Well, you need the following parts:
- Something to manage your content
- Something that delivers your content
- Something to consume your content
Manage your content
This is what Sitecore already has, even in multiple ways. You still need a platform to model and manage content.
You can use Sitecore Content Hub to manage entities and create that content.
The other option is off course to use a classic Sitecore environment (CM) to create and manage your content and the layout of pages.
If you mainly have a Sitecore background and less Content Hub knowledge: an entity can be seen as a 'Sitecore item'.
It has fields - called properties. So you can have a Page entity for example that has a Title and a Body as properties.
Here is an example of an Entity model created in Sitecore Content Hub.
Very similar to the options you have in Sitecore CM.
These entity definitions are very important and you need to think this through when developing the model. They will also be used to dynamically build an API (discussed below).
Deliver your content
After managing your content, you need to push it to a Content Delivery Platform (also called Content Hub Delivery Service).
This platform consists of Delivery Nodes hosted in different regions. This takes care of availability and latency and provides us with a highly available CDN (Content Delivery Network).
If you compare this to a classic Sitecore setup where you have a single server to handle the Content Management (CM) and 2 or more servers to handle the Content Delivery (CD)... now you have a CDN available that provides the content.
You don't need a Sitecore CD anymore, you need a webapp that consumes the content and that you scale according to your needs.
Getting your content into the Delivery Service
Content still needs to reside in the Delivery Service, so we need a way to push this content.
In Content Hub this is done through publishing. Either manually or triggered automatically through approvement flows.
Note 1: you have to mark your entities (and optionally your entity properties) as publishable first.

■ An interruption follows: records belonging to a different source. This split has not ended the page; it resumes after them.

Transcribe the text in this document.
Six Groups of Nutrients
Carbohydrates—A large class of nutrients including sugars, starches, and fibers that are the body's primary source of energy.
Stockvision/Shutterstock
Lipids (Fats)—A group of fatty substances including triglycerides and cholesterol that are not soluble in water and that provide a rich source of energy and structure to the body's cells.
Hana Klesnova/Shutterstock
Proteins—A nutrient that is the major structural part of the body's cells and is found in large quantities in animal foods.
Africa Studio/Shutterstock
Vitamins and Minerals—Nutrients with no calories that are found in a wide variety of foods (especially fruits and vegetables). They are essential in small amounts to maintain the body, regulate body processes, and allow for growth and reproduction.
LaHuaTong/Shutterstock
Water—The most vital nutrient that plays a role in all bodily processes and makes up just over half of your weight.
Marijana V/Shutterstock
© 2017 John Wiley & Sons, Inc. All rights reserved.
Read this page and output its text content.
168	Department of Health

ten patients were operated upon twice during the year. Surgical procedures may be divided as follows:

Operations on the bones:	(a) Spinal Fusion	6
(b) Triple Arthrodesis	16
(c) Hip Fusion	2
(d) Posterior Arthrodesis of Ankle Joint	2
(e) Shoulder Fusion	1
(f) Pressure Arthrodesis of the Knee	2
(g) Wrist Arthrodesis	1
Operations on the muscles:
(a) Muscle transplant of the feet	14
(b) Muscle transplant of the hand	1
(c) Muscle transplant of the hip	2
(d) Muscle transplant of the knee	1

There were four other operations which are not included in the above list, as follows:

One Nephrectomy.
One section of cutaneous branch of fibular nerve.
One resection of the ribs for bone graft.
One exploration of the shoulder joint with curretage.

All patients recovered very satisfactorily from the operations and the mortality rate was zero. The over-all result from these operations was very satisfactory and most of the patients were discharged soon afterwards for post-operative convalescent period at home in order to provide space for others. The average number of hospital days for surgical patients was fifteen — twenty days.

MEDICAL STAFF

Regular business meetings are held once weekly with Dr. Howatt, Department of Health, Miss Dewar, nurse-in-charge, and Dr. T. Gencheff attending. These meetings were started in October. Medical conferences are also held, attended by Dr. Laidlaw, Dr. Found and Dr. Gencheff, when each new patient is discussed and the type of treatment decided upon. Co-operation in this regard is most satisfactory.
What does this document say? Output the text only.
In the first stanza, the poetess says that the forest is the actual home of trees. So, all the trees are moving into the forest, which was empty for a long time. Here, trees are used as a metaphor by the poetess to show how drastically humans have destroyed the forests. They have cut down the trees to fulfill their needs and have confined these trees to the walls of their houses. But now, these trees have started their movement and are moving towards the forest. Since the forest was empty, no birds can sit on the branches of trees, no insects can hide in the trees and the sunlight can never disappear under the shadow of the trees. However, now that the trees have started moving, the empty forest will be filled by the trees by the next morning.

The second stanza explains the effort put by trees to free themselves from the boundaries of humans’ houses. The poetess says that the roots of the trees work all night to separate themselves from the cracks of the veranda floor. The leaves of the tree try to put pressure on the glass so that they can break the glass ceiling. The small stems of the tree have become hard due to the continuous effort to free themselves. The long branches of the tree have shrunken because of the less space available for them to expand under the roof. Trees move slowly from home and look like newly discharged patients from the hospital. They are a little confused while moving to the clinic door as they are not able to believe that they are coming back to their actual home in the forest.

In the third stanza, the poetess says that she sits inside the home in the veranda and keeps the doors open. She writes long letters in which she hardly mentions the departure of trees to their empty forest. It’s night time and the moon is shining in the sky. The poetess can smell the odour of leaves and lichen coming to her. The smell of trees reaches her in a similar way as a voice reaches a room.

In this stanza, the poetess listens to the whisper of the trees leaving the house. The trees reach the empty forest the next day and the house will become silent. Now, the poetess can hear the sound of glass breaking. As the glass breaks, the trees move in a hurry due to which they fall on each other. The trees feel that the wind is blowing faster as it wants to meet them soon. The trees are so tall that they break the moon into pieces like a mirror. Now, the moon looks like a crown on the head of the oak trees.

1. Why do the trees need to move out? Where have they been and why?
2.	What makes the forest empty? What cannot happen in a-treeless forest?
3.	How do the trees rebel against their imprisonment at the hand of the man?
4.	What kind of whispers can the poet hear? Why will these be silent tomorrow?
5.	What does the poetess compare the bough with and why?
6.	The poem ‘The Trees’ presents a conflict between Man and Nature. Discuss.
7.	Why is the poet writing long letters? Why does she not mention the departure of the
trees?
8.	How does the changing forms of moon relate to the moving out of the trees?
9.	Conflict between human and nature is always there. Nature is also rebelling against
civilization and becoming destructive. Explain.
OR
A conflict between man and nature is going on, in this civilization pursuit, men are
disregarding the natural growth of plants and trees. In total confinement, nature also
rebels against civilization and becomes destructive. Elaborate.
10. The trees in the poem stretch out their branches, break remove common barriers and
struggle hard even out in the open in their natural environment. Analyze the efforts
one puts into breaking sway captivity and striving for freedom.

Note 2: you can configure conditions to allow/prevent content being published
In Sitecore CM, you will also publish your content to that Delivery Service in the classic way.
Consume your content
You still need a way to fetch that content. And this can be done with a GraphQL endpoint which has been made available.
GraphQL is different from a REST API! For fetching data from a REST API, you'll often have to make several calls to get the data you want.
GraphQL reduces the number of requests since you can build a query specifically tailored to your needs.
With GraphQL, you can include only the fields you want and apply the necessary where and filter clauses in the query itself. This limits the number of requests necessary and reduces the size of the data to what you actually need.
To start using the available GraphQL endpoint, you can use a playground environment to build your queries and know exactly what content you'll get back.
There are actually 2 API's available:
- A Preview API to view unpublished, in progress content.
- And a Delivery API which only contains the published and optimized content.
On the right you have a Docs and Schema tab. In Docs you can search for any entity that was created. Eg. The WebPage entity.
On the left you write your query. You can see a very simple example in this screenshot where the entity PortableArticle is fetched.
Which will give you the following result:
We went through the different steps from creating content, publishing and querying with GraphQL.
Final thing to do is actually write a program, create a website or build an app that consumes it. Whatever you want to build, the data is available!
This is one of the biggest advantages: you can consume the data from anywhere.
- Mobile app
- Kiosk application
- ASP.NET website
- JSS website (to consume the layouts that you publish from CM)
- NextJS / React
- JamStack and Static Site Generation (SSG)
CaaS really complements the new modern development in building websites or apps called JamStack by providing a GraphQL endpoint.
From the JamStack website:
What the future brings
Sitecore CaaS is a first step towards ... Sitecore XaaS!
Wow wow wooah not another acronym I hear you say.
XaaS stands for eXperience as a Service. CaaS is really nice but will in a first phase be limited to content and not provide any possibilities to personalize. Which currently is a strongpoint of Sitecore - being able to easily personalize content and provide visitors with a meaningful experience on your websites.
So yes, the current form of CaaS is limited to content. That is also why it is called CaaS off course. Although personalization can be implemented with custom development on the front-end and by leveraging Audiences in Content Hub; it could be a limiting factor to start your new project in CaaS.
CaaS is a new development option for Sitecore. It allows you to model and manage your content for any channel (especially when used i.c.w. Content Hub) and deliver that content globally. You can then use the GraphQL API to efficiently retrieve and consume that content.
Know that CaaS is not the end goal, it is a step towards XaaS.